BDO is sterk aanwezig als adviseur van familiebedrijven, in de gezondheidssector en voor lokale en regionale overheidsorganisaties. Net omdat BDO vooral actief is in het familiebedrijf, zijn de tarieven voor gespecialiseerde diensten lager dan die van de Big Four. De omzet per BDO-medewerker (137.000 euro) is dan ook lager dan bij de meeste grotere organisaties. Logisch dat medewerkers bij BDO een beetje minder verdienen. BDO-adviseurs maken wel sneller carrière. Met één partner op acht medewerkers zijn de vooruitzichten op dat vlak een stuk beter dan bij de Big Four, waar één op de twintig geen uitzondering is.

“Onze personeelscultuur is helemaal anders dan bij de grotere concurrenten”, zegt Wilmots. “Zij nemen soms een resem pas afgestudeerde briljante studenten aan, van wie een groot deel binnen het jaar mag opstappen. Bij ons vertrekken er slechts een paar nieuwelingen. We hebben een retentiegraad van 84 procent, wat hoog is. Ons personeelsbeleid is toch wat humaner.”

Een mooi voorbeeld daarvan is de verwerking van de crisis. BDO bereikte met zijn medewerkers een akkoord dat ze enkele weken gratis zouden werken om ontslagen om economische redenen te vermijden. “Bij grote kantoren was het vijf jaar geleden elke vrijdag bang uitkijken of je maandag nog wel zou moeten komen”, herinnert Wilmots zich. “Het verschil in aanpak is doorgesijpeld. Vijf jaar geleden liepen de studenten ons op de universitaire introductiedagen straal voorbij. Nu komen ze recht naar ons. Wij sluiten beter aan op de nieuwe generatie, die wel hard wil werken maar ook nog van het leven wil genieten. Veel medewerkers van andere kantoren geraken gedegouteerd door hun harde mentaliteit en stappen over naar ons.”
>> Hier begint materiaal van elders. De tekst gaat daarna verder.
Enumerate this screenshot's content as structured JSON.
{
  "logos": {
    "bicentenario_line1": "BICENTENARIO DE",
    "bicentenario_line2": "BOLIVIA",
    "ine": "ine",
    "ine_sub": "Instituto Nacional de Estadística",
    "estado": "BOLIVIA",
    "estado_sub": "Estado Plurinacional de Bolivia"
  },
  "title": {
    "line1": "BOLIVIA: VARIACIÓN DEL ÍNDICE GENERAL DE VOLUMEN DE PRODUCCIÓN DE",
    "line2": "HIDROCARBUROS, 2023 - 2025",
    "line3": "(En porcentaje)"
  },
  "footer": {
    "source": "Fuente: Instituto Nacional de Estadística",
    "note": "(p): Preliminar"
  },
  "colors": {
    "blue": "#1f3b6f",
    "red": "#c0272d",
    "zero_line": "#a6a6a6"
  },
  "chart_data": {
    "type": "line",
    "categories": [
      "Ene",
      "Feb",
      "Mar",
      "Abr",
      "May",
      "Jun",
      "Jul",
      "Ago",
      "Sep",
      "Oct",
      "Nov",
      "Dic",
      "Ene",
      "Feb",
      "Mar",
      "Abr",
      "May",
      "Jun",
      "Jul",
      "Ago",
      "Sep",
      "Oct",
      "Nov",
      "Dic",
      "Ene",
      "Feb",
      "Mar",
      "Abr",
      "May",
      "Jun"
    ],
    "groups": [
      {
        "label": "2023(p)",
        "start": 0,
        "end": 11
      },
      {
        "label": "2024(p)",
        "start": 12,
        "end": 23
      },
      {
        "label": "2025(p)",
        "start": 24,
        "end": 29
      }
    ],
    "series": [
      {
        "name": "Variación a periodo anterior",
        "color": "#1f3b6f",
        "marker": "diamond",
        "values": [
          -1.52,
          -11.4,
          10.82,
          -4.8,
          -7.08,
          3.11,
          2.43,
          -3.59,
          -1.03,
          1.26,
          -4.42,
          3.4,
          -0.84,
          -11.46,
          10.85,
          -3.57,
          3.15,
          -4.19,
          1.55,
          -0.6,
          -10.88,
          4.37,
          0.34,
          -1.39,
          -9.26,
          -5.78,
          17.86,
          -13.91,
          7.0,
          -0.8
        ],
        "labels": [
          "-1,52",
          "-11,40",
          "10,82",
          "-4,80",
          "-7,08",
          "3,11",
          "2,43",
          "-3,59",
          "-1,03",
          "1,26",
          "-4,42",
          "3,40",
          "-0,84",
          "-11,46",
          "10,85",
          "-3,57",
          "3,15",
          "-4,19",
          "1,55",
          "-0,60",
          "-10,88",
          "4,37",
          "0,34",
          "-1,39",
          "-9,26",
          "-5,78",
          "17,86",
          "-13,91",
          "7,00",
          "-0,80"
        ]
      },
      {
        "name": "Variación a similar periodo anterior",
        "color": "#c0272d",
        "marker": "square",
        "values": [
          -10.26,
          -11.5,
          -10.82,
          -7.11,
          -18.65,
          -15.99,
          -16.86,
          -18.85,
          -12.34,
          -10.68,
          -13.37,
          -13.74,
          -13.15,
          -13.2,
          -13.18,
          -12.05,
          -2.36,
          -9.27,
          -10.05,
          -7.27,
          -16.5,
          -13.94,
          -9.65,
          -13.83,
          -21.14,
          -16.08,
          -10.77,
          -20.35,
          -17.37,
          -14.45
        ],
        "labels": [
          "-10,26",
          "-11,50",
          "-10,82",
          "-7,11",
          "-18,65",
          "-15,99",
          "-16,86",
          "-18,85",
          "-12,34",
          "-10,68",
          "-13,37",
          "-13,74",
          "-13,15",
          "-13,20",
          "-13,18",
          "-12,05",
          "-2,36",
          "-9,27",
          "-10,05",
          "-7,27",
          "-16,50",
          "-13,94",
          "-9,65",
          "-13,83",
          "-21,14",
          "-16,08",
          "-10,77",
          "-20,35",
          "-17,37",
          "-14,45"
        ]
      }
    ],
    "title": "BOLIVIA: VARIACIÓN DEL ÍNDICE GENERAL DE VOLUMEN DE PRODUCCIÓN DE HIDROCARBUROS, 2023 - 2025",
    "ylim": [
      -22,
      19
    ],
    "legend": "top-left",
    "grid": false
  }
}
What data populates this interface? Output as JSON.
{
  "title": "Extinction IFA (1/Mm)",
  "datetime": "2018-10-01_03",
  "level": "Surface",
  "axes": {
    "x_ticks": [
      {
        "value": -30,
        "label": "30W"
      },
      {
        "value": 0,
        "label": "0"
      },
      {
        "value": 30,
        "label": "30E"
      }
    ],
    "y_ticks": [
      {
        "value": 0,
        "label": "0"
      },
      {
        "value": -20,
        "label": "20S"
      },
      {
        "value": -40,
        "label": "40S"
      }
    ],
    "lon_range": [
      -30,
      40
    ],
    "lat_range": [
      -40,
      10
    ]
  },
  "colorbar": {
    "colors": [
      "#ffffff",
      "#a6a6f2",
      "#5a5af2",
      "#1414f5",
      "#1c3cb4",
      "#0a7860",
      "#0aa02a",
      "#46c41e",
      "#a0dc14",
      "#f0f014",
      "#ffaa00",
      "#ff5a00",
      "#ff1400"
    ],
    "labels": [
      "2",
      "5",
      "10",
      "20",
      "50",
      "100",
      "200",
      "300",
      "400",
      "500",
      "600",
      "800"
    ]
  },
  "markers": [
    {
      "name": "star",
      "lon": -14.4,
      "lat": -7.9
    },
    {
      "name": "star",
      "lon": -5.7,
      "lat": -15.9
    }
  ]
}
Omdat de adviessector erg onderhevig is aan cycli, laat BDO bijvoorbeeld toe dat het personeel het op de kalme momenten wat rustiger doet. Ondanks het streven naar een optimale balans tussen privé en werk, bestaat er wel een glazen plafond. Slechts drie vrouwen konden opklimmen tot equitypartner. “Maar er komen er nog aan en met een vrouw in het Executive Committee is de ratio er gunstig”, belooft Wilmots. “Jammer genoeg zijn de topmomenten in de adviescyclus zo zwaar, dat relatief meer mannen ten volle voor de carrière te kiezen.”

Investeren over de grens

Als financieel adviseur van het middensegment heeft BDO de vinger aan de pols bij familiale bedrijfsleiders. “De stemming is wat beter en de crisis is in de meeste sectoren grotendeels verteerd”, signaleert Wilmots. “Maar ik vrees dat er weinig uitbreidingsinvesteringen in ons land zullen gebeuren, eerder in het buitenland. De fiscale en parafiscale lasten zijn hier gewoon te hoog. Politici die een vermogensbelasting propageren in een belastingenland als België, hebben dat nog altijd niet begrepen. Nu ze ook de verhoging van de indirecte belastingen radicaal afwijzen, wordt een taxshift erg moeilijk. En die is echt wel nodig, want de hoge arbeidskosten vernietigen jobs.”

Hij heeft een mogelijke oplossing. “Er hoeven geen nieuwe belastingen te worden uitgevonden. Een feitelijke belastingverhoging via een efficiënte inning zou heel wat geld opbrengen en het fiscale systeem correcter maken. Het aantal belastingcontroles is relatief laag en de kwaliteit laag. Er is nog werk aan de winkel, want als slechts 9 van de 19.000 ambtenaren van de fiscus een negatieve evaluatie kregen, wijst dat er toch op dat het personeelsbeheer beter kan.”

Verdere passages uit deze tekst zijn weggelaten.